Ross Cullum did not drag Liesl Obrecht into Cesar Faison’s final project because she was simply the most useful scientist available. His move reads like something far more personal: a man protecting a family inheritance that was never supposed to carry his name. If Cullum is Faison’s hidden brother, Obrecht is no longer just a captive expert. She is the one person close enough to recognize what the WSB director is really trying to preserve.
The June 5 story turn gave this theory its sharpest anchor yet. Cullum revealed that the operation at Wyndemere reaches back to Faison, then forced Obrecht into the center of it because he needs her to finish the work. That is already bigger than a rogue official exploiting an old adversary’s research. Cullum knows the project, controls access to it, and treats its survival like a duty.
General Hospital has not identified Cullum as Faison’s brother. The connection remains a theory built from the show’s clues. But the brother verdict explains a detail that the safer “disciple” explanation leaves hanging: why does a powerful WSB director keep stepping into Faison’s image instead of merely stealing his files?
Cullum Knows Too Much To Be An Ordinary Faison Disciple
Cullum’s obsession has never looked distant or academic. Earlier in the story, he used a Faison disguise while manipulating Britt. Now he is operating from Wyndemere, guarding a hidden project tied directly to Faison, and putting Obrecht under pressure to complete it. Each choice erases more distance between Cullum and the man whose legacy he claims to serve.
A disciple wants access to a master’s work. Cullum behaves like he believes the work belongs to him. That difference matters because it changes the emotional meaning of the entire Wyndemere operation. This is not just a laboratory with an old name attached. It may be Cullum’s attempt to prove that he, not Faison’s children or enemies, is the true keeper of the family legacy.
The age and background questions do not make the theory impossible in soap logic. Hidden relatives, altered histories, secret identities, and buried family branches are the language of Port Charles. Cullum’s WSB authority would also give him the exact tools needed to keep a family connection sealed while gaining access to information other people could never reach.

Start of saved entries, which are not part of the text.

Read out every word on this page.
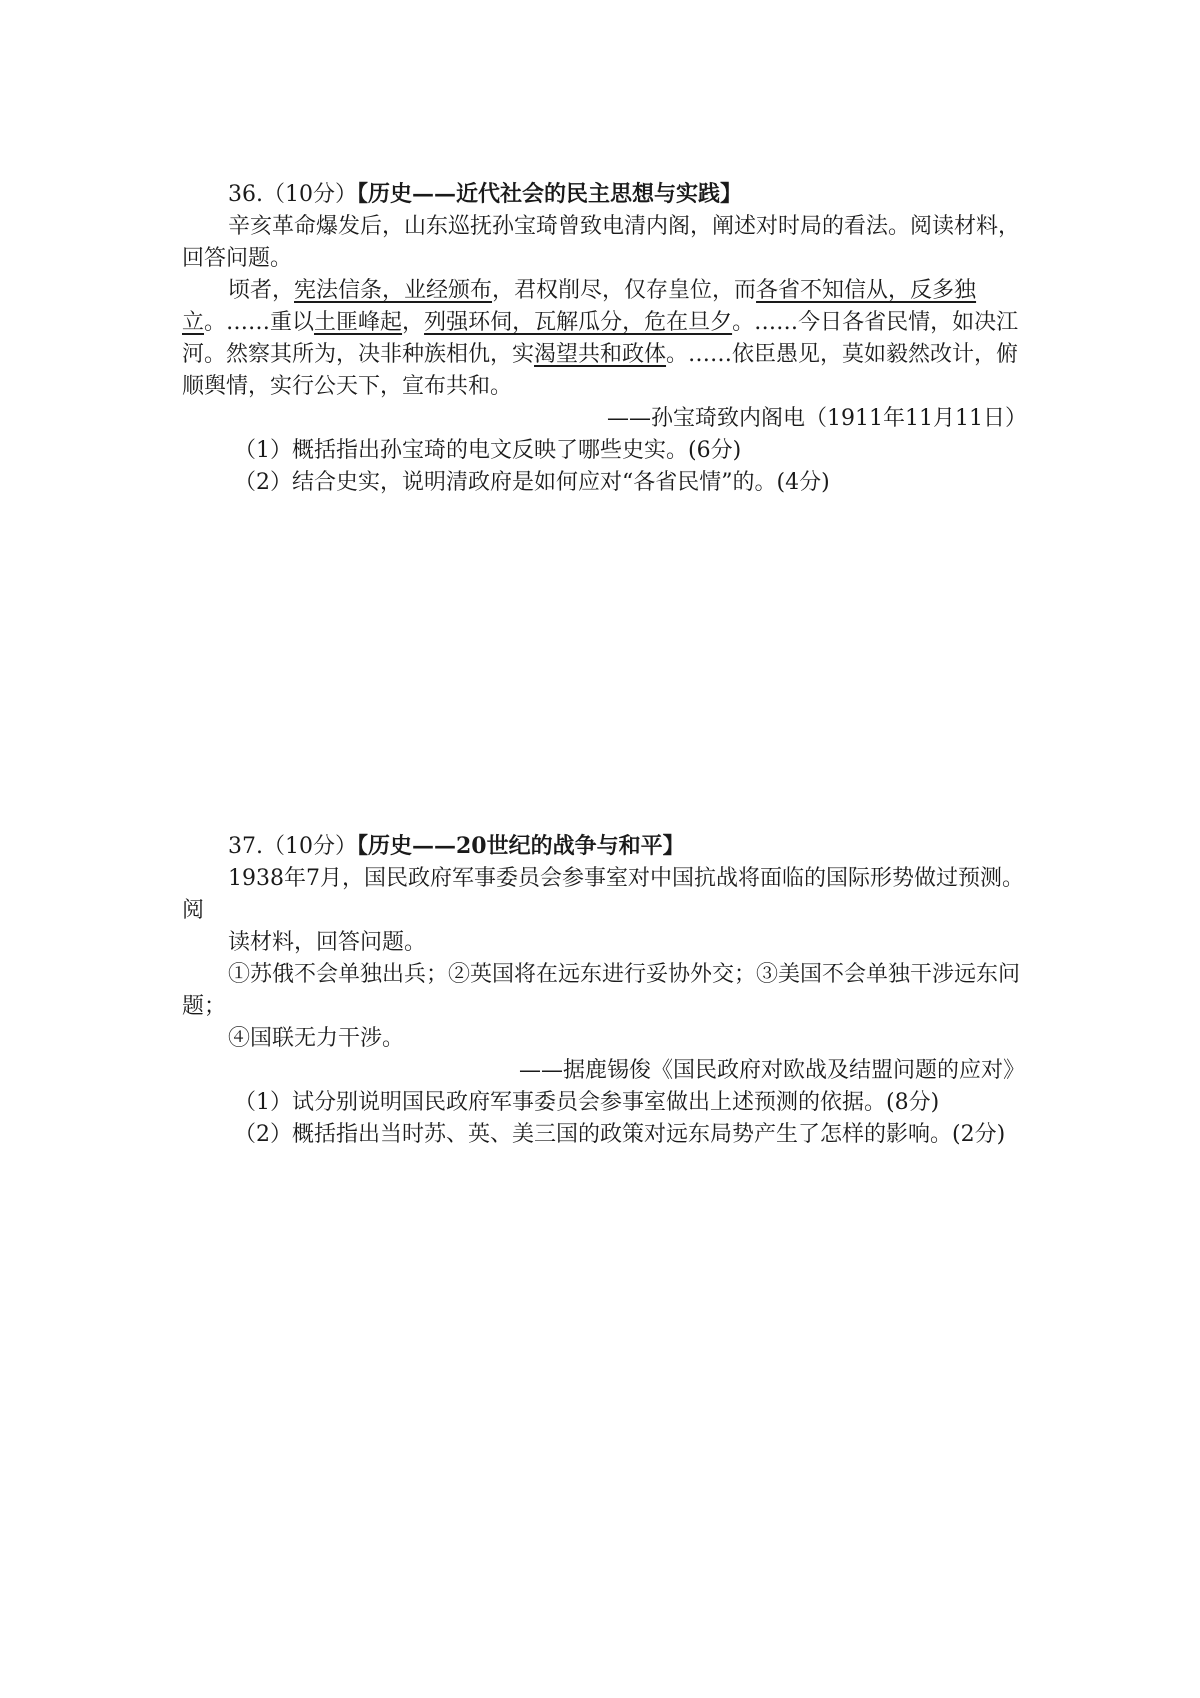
36.（10分）【历史——近代社会的民主思想与实践】

辛亥革命爆发后，山东巡抚孙宝琦曾致电清内阁，阐述对时局的看法。阅读材料，回答问题。

顷者，宪法信条，业经颁布，君权削尽，仅存皇位，而各省不知信从，反多独立。……重以土匪峰起，列强环伺，瓦解瓜分，危在旦夕。……今日各省民情，如决江河。然察其所为，决非种族相仇，实渴望共和政体。……依臣愚见，莫如毅然改计，俯顺舆情，实行公天下，宣布共和。

——孙宝琦致内阁电（1911年11月11日）

（1）概括指出孙宝琦的电文反映了哪些史实。(6分)

（2）结合史实，说明清政府是如何应对“各省民情”的。(4分)

37.（10分）【历史——20世纪的战争与和平】

1938年7月，国民政府军事委员会参事室对中国抗战将面临的国际形势做过预测。阅

读材料，回答问题。

①苏俄不会单独出兵；②英国将在远东进行妥协外交；③美国不会单独干涉远东问题；

④国联无力干涉。

——据鹿锡俊《国民政府对欧战及结盟问题的应对》

（1）试分别说明国民政府军事委员会参事室做出上述预测的依据。(8分)

（2）概括指出当时苏、英、美三国的政策对远东局势产生了怎样的影响。(2分)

Obrecht Is The Most Dangerous Witness Cullum Could Have Chosen
For Cullum, Obrecht is essential because she has the scientific knowledge the final project requires. For the theory, she is essential for another reason: nobody understands Faison’s methods, vanity, and personal mythology better than Liesl. She can recognize the difference between a stranger copying him and a relative repeating a pattern he inherited.

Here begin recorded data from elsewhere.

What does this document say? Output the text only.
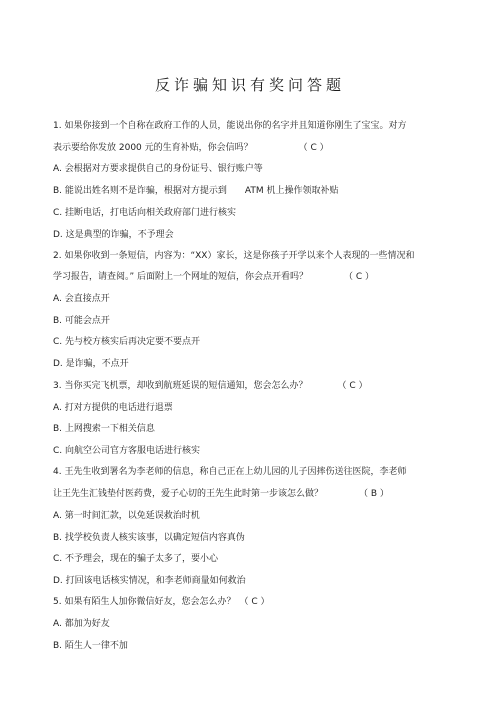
反诈骗知识有奖问答题
1. 如果你接到一个自称在政府工作的人员，能说出你的名字并且知道你刚生了宝宝。对方
表示要给你发放 2000 元的生育补贴，你会信吗？	（ C ）
A. 会根据对方要求提供自己的身份证号、银行账户等
B. 能说出姓名则不是诈骗，根据对方提示到　　ATM 机上操作领取补贴
C. 挂断电话，打电话向相关政府部门进行核实
D. 这是典型的诈骗，不予理会
2. 如果你收到一条短信，内容为：“XX）家长，这是你孩子开学以来个人表现的一些情况和
学习报告，请查阅。” 后面附上一个网址的短信，你会点开看吗？	（ C ）
A. 会直接点开
B. 可能会点开
C. 先与校方核实后再决定要不要点开
D. 是诈骗，不点开
3. 当你买完飞机票，却收到航班延误的短信通知，您会怎么办？	（ C ）
A. 打对方提供的电话进行退票
B. 上网搜索一下相关信息
C. 向航空公司官方客服电话进行核实
4. 王先生收到署名为李老师的信息，称自己正在上幼儿园的儿子因摔伤送往医院，李老师
让王先生汇钱垫付医药费，爱子心切的王先生此时第一步该怎么做？	（ B ）
A. 第一时间汇款，以免延误救治时机
B. 找学校负责人核实该事，以确定短信内容真伪
C. 不予理会，现在的骗子太多了，要小心
D. 打回该电话核实情况，和李老师商量如何救治
5. 如果有陌生人加你微信好友，您会怎么办？ （ C ）
A. 都加为好友
B. 陌生人一律不加
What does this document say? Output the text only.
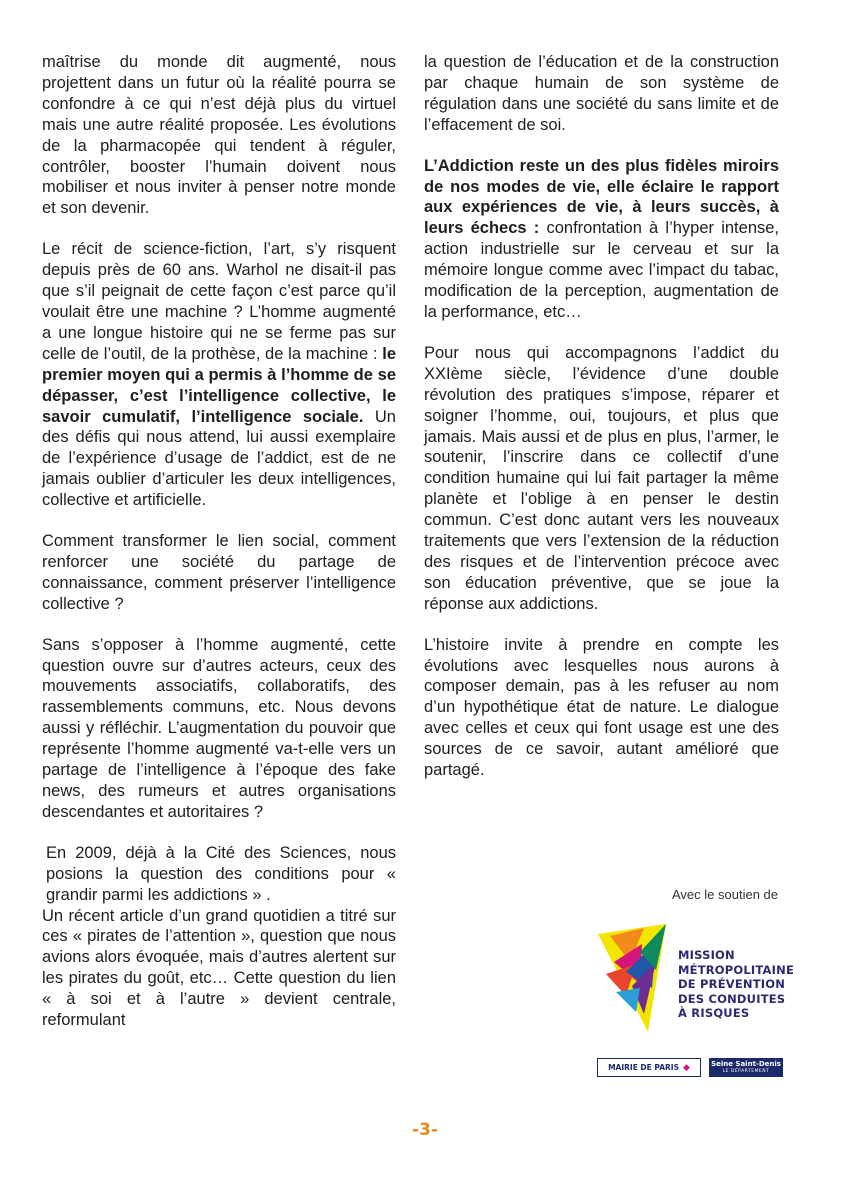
maîtrise du monde dit augmenté, nous projettent dans un futur où la réalité pourra se confondre à ce qui n’est déjà plus du virtuel mais une autre réalité proposée. Les évolutions de la pharmacopée qui tendent à réguler, contrôler, booster l’humain doivent nous mobiliser et nous inviter à penser notre monde et son devenir.

Le récit de science-fiction, l’art, s’y risquent depuis près de 60 ans. Warhol ne disait-il pas que s’il peignait de cette façon c’est parce qu’il voulait être une machine ? L’homme augmenté a une longue histoire qui ne se ferme pas sur celle de l’outil, de la prothèse, de la machine : le premier moyen qui a permis à l’homme de se dépasser, c’est l’intelligence collective, le savoir cumulatif, l’intelligence sociale. Un des défis qui nous attend, lui aussi exemplaire de l’expérience d’usage de l’addict, est de ne jamais oublier d’articuler les deux intelligences, collective et artificielle.

Comment transformer le lien social, comment renforcer une société du partage de connaissance, comment préserver l’intelligence collective ?

Sans s’opposer à l’homme augmenté, cette question ouvre sur d’autres acteurs, ceux des mouvements associatifs, collaboratifs, des rassemblements communs, etc. Nous devons aussi y réfléchir. L’augmentation du pouvoir que représente l’homme augmenté va-t-elle vers un partage de l’intelligence à l’époque des fake news, des rumeurs et autres organisations descendantes et autoritaires ?

En 2009, déjà à la Cité des Sciences, nous posions la question des conditions pour « grandir parmi les addictions » .

Un récent article d’un grand quotidien a titré sur ces « pirates de l’attention », question que nous avions alors évoquée, mais d’autres alertent sur les pirates du goût, etc… Cette question du lien « à soi et à l’autre » devient centrale, reformulant

la question de l’éducation et de la construction par chaque humain de son système de régulation dans une société du sans limite et de l’effacement de soi.

L’Addiction reste un des plus fidèles miroirs de nos modes de vie, elle éclaire le rapport aux expériences de vie, à leurs succès, à leurs échecs : confrontation à l’hyper intense, action industrielle sur le cerveau et sur la mémoire longue comme avec l’impact du tabac, modification de la perception, augmentation de la performance, etc…

Pour nous qui accompagnons l’addict du XXIème siècle, l’évidence d’une double révolution des pratiques s’impose, réparer et soigner l’homme, oui, toujours, et plus que jamais. Mais aussi et de plus en plus, l’armer, le soutenir, l’inscrire dans ce collectif d’une condition humaine qui lui fait partager la même planète et l’oblige à en penser le destin commun. C’est donc autant vers les nouveaux traitements que vers l’extension de la réduction des risques et de l’intervention précoce avec son éducation préventive, que se joue la réponse aux addictions.

L’histoire invite à prendre en compte les évolutions avec lesquelles nous aurons à composer demain, pas à les refuser au nom d’un hypothétique état de nature. Le dialogue avec celles et ceux qui font usage est une des sources de ce savoir, autant amélioré que partagé.

Avec le soutien de
MISSION
MÉTROPOLITAINE
DE PRÉVENTION
DES CONDUITES
À RISQUES
MAIRIE DE PARIS ◆	Seine Saint-Denis
LE DÉPARTEMENT
-3-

That makes her more dangerous than Cullum may realize. The closer he pulls Obrecht to the project, the more evidence he gives her. A phrase, a private detail, a family habit, or a piece of research that only Faison’s inner circle should understand could expose the truth Cullum has hidden behind his WSB title.
Cullum may believe captivity gives him control. Instead, he has put the best possible witness inside the room where his secret is hardest to disguise. Obrecht does not need an official DNA report to understand the man holding her. She only needs one detail that sounds less like admiration and more like memory.
The Brother Theory Raises The Stakes For Britt And Nathan
If Cullum is Faison’s brother, his interest in Britt stops being incidental. Britt would be his niece, and the Faison project would become a family operation reaching into the next generation. His earlier deception would no longer be the work of a superfan using Faison’s face. It would become a relative testing how easily Faison’s daughter could be pulled back into the legacy.
The same connection would reopen the pain surrounding Nathan and place Obrecht in an impossible position. Cullum would not merely be asking her to finish a dangerous project. He would be demanding that she help another branch of Faison’s family continue the very legacy that damaged her children.
That is the cruelest payoff of the theory. Cullum’s secret would turn Obrecht’s scientific value into a family weapon. He needs the woman who knew Faison most intimately, but that also means he has chosen the person most capable of seeing through him.
Wyndemere May Be Guarding A Family Claim, Not Just A Final Project
The next meaningful clue will not be a broad speech about Faison. It will be something Cullum should not know, or a reaction Obrecht cannot ignore. One private family detail could transform the Wyndemere story from a rogue WSB conspiracy into a hidden-brother reveal.
Until the show names that connection, the theory remains a fan read. Yet Cullum’s behavior keeps making the same argument: he is not standing outside Faison’s legacy looking in. He is guarding it like the last man who believes it belongs to him.